Os três países (Angola, Botswana e Namíbia) reiteraram, a necessidade do reforço da unidade dos diamantes naturais diante da cada vez mais forte presença dos chamados “diamantes de laboratórios”, quando rubricaram o denominado ‘Acordo de Luanda’, à margem do Mining Indaba 2026.
Ou seja, os três países (Angola, Botswana e Namíbia) estão, doravante, comprometidos a trabalhar juntos e a desenvolverem campanhas para a salvaguarda dos diamantes naturais para o destinatário final: o consumidor.
Os ministros dos três países encaram este acordo como uma oportunidade para os países africanos promoverem a sua herança minerais.

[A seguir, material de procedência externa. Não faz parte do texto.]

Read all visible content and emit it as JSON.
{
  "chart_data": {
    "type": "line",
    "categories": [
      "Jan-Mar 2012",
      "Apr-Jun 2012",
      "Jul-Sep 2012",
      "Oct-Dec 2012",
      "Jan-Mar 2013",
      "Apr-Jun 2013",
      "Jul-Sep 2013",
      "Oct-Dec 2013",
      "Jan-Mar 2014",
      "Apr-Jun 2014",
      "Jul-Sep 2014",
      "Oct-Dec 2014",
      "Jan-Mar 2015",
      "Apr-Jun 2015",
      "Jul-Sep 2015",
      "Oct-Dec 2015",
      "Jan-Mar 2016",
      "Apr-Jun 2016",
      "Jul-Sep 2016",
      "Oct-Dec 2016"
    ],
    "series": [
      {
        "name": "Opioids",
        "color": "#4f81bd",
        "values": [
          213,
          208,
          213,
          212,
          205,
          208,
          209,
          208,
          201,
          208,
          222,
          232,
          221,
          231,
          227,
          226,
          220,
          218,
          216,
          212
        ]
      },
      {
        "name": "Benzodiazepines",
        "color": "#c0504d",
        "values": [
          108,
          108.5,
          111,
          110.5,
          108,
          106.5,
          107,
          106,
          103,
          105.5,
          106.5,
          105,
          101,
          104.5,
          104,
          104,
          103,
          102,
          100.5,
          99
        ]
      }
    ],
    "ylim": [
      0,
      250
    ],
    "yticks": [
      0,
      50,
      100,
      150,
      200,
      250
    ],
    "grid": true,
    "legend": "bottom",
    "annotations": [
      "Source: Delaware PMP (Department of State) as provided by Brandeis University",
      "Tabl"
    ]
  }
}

Na ocasião, o ministro angolano dos Recursos Minerais, Petróleo e Gás reconheceu que o acordo ora assinado vem encerrar uma série de desafios, com destaque para aqueles que começam a ser impostos pelos diamantes sintéticos.
Para o efeito, Diamantino Azevedo destacou a contribuição de Angola no financiamento das campanhas de marketing, através das empresas ENDIAMA e da SODIAM, ao mesmo tempo que defendeu uma actuação coordenada entre produtores e parceiros.

A ideia central é a promoção dos diamantes naturais, a defesa da valorização e a autenticidade deste recurso, além de combater a concorrência dos diamantes sintéticos e garantir a governança na indústria dos diamantes.
Angola, Namíbia e Botswana procuram, desta forma, falar a “uma só voz” no mercado de diamantes e, com isso, promover a defesa da herança mineral e o seu impacto social gerado por essa indústria.
Ficou, por isso, plasmado entre os três países o compromisso de uma contribuição com um por cento das suas vendas de diamantes para o desenvolvimento do financiamento de campanhas de marketing e educação sobre diamantes naturais.
No essencial, enfatizaram a necessidade de destacar o valor e a autenticidade dos diamantes naturais, através da promoção da sua beleza e raridade.
Reconheceram que os diamantes naturais contribuem, sobremaneira, para o desenvolvimento socioeconómico dos países africanos, com o financiamento de projectos de infra-estruturas, educação e saúde.